Aku berhenti sejenak, menarik napas.
***
                Biru. Kami tidak pernah bertemu sebelumnya. Entah aku lupa kami kenal darimana, yang jelas kami berteman di Skype. Ia keturunan Jawa dan tinggal di Singapura. Umurnya terpaut 3 tahun lebih tua denganku.
                Kami dekat. Seperti kakak dan adik. Kami sering cerita satu sama lain tentang sekolah. Tentang apa yang terjadi hari itu. Kadang kami videocall jika kami sama-sama tidak sibuk. Awalnya hanya bertatap muka, tidak ada yang memulai. Sampai pada akhirnya, ia berkata “Hai Shara”. Lalu kami berbicara tentang banyak hal.
                Pernah suatu hari, tepatnya pada tanggal 17 Januari tahun lalu ia bilang padaku “Maybe I’ll visit Indonesia on February. Kita bisa bertemu,” katanya di seberang sana.
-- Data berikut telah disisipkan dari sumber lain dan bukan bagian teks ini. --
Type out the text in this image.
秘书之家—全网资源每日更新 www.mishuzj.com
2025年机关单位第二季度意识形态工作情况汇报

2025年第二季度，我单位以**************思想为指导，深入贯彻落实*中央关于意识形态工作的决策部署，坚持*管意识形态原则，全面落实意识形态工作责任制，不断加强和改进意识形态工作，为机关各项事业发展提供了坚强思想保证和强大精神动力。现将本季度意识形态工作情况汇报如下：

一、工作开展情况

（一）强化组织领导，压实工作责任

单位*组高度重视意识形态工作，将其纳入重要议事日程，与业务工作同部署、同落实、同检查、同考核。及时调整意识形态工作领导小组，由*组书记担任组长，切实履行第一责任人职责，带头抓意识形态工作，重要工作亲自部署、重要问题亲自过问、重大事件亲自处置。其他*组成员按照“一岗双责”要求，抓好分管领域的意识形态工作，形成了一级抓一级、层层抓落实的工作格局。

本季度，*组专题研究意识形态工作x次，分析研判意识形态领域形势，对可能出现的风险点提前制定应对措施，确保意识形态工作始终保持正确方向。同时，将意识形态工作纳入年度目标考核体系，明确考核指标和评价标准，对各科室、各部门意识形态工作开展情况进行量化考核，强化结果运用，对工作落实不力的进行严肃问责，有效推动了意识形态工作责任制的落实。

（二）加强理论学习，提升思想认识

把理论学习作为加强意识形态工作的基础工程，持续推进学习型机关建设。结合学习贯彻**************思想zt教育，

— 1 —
Aku sangat menunggu kehadirannya waktu itu. Sampai akhirnya, tiba bulan Februari.
                16 Februari, hari ulangtahunku. “Happy birthday sweetheart,” katanya. Aku mengucapkan terimakasih padanya. Lalu aku bertanya kapan tepatnya ia akan mengunjungi Indonesia. Ternyata ia harus ikut keluarganya mengunjungi Malaysia, sehingga membatalkan mengunjungi Indonesia. “It’s okay” kataku. Aku tidak kecewa, sama sekali tidak kecewa. “I’m sorry. Aku ingin bertemu denganmu,” katanya lagi. Kalimat itu ia ulang berkali-kali.
***
                “Hai Shara,” sapanya melalui videocall. Aku dapat melihat wajahnya yang sumringah tapi sedikit pucat waktu itu.
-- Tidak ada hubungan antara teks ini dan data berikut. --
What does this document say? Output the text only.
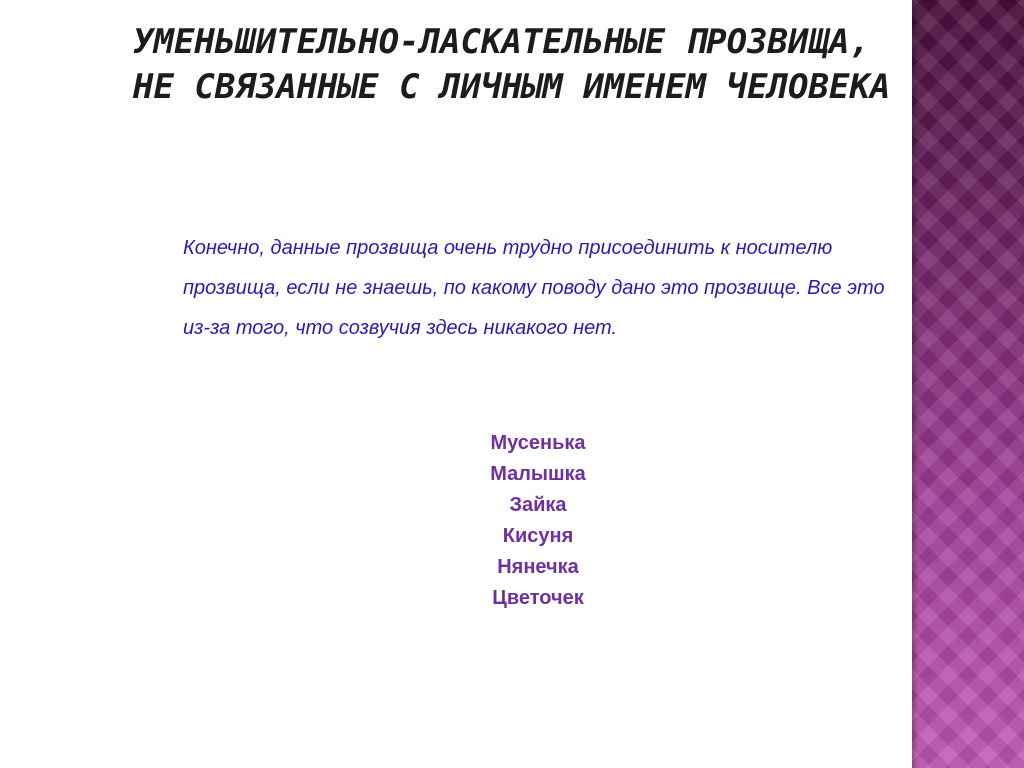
УМЕНЬШИТЕЛЬНО-ЛАСКАТЕЛЬНЫЕ ПРОЗВИЩА, НЕ СВЯЗАННЫЕ С ЛИЧНЫМ ИМЕНЕМ ЧЕЛОВЕКА

Конечно, данные прозвища очень трудно присоединить к носителю прозвища, если не знаешь, по какому поводу дано это прозвище. Все это из-за того, что созвучия здесь никакого нет.

Мусенька
Малышка
Зайка
Кисуня
Нянечка
Цветочек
                “Hai Biru, are you okay?” tanyaku.
                “I’m okay, why?” mungkin ia tidak menyadari jika wajahnya sedikit pucat.
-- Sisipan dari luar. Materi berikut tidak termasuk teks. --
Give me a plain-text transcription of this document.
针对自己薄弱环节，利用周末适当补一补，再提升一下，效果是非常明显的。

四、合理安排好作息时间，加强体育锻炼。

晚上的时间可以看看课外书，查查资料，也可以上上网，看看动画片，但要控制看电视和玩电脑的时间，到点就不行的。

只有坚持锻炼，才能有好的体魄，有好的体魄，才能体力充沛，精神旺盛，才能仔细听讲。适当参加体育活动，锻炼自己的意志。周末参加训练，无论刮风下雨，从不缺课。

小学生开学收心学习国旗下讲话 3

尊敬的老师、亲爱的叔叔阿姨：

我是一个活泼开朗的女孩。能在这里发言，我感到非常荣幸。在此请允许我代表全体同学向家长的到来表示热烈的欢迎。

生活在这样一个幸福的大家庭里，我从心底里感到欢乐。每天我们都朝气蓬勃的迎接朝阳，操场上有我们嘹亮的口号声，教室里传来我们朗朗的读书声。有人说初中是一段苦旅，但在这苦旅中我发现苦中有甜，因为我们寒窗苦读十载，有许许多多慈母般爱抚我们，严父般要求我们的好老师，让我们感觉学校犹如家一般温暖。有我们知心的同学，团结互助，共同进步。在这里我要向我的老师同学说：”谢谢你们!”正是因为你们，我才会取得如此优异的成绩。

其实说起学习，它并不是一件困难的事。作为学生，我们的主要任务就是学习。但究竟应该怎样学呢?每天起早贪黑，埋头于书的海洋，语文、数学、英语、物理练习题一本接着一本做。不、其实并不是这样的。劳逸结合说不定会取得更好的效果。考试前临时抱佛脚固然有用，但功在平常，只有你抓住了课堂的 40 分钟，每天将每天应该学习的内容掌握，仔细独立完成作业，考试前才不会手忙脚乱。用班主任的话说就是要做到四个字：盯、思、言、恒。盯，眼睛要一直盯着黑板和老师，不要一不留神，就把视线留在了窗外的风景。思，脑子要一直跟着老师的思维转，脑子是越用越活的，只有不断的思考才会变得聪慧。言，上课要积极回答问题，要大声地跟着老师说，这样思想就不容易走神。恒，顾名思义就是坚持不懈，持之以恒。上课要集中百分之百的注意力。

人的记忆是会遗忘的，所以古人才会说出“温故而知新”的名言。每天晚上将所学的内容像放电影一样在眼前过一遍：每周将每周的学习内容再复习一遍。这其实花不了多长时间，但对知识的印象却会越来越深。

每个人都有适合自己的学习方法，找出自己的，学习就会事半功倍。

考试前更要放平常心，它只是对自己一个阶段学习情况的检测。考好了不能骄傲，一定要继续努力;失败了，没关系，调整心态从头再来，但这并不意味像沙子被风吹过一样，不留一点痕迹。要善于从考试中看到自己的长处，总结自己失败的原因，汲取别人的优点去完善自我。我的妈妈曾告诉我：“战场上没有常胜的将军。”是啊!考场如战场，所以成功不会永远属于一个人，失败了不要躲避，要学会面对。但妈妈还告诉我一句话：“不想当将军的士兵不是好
                “Wajahmu sedikit pucat, apakah kamu sakit?”
                “Tidak, aku baik-baik saja. I wanna talk to you,” kalimat yang membuat setiap pendengarnya berdebar sangat kencang, “aku mau bicara denganmu”. Bisa jadi berita baik, atau bahkan berita buruk.
                “Ya?” tanyaku sedikit gugup.
                “I love you Shara,” katanya, singkat.
                “Thank you for loving me. I love you too, as my brother,”
                “But I wanna be your boyfriend,” aku diam. Menarik napas dalam-dalam, lalu mematikan videocall. Aku sangat bingung. Tak lama, Biru mengirimkanku pesan.
                “Biru, I’m sorry. I can’t accept you as my boyfriend,” kataku menjelaskan.
                “Why?”
                “Maaf, aku sudah menganggapmu sebagai kakakku sendiri,”
                “Oh okay,” aku terdiam, tidak mengetik apapun. “Semoga kamu tidak merasakan apa yang aku rasakan, ini terlalu sakit,” lanjutnya. Apakah aku terlalu jahat untuknya?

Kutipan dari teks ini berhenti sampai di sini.